Gegen 21.30 Uhr ging Mittwochabend ein Notruf bei der Polizei in Wien-Mariahilf ein. Freunde hatten eine 70-Jährige in deren Dachgeschoss-Wohnung an der Linken Wienzeile gefunden. Sofort rasten die Einsatzkräfte in das wunderschöne Gründerzeithaus am Ende des Naschmarkts – dort bot sich ihnen ein schreckliches Bild.

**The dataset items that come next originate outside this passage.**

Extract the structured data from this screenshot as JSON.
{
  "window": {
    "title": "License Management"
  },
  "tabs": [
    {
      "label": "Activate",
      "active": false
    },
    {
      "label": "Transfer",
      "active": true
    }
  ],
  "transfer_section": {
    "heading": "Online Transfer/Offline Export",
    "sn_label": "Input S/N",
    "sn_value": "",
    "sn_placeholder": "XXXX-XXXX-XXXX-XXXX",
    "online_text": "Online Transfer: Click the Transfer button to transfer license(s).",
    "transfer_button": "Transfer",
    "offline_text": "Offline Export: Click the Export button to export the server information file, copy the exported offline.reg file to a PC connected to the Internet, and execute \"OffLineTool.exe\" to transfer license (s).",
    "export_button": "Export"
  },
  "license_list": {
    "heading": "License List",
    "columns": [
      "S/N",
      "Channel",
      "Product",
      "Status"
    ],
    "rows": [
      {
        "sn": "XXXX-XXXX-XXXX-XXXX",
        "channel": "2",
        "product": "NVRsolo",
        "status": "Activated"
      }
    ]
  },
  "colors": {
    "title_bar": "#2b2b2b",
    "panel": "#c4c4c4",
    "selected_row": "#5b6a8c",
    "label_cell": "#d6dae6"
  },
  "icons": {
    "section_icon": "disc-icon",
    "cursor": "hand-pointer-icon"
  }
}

Die Deutsche war offensichtlich mit mehreren Messerstichen getötet worden. Für sie kam jede Hilfe zu spät – der herbeigerufene Notarzt konnte nur noch den Tod der Frau feststellen. Einbruchsspuren gab es nicht, auf den ersten Blick fehlte angeblich auch nichts. Die Ermittler konnten so eine schief gegangene Home Invasion ausschließen.
Schnell geriet aber der jüngere Mitbewohner der Frau in Verdacht. Er ist spurlos verschwunden, soll aus Tschetschenien stammen. Jede Kontaktaufnahme mit ihm scheiterte. Nun wird auf Hochtouren nach dem Verdächtigen gesucht. Die Ermittler hoffen, den Mann bald zu finden und das Mordrätsel rasch zu lösen. Das Motiv ist völlig unklar, ermittelt wird nun in alle Richtungen.
Die 70-Jährige war in dem Gründerzeithaus und in dem Grätzl am Wiener Naschmarkt sehr bekannt. Die Bewohner sind geschockt. Niemand will glauben, dass die Nachbarin einer schrecklichen Bluttat zum Opfer fiel. Die Bluttat könnte sich bereits vor mehreren Tagen zugetragen haben.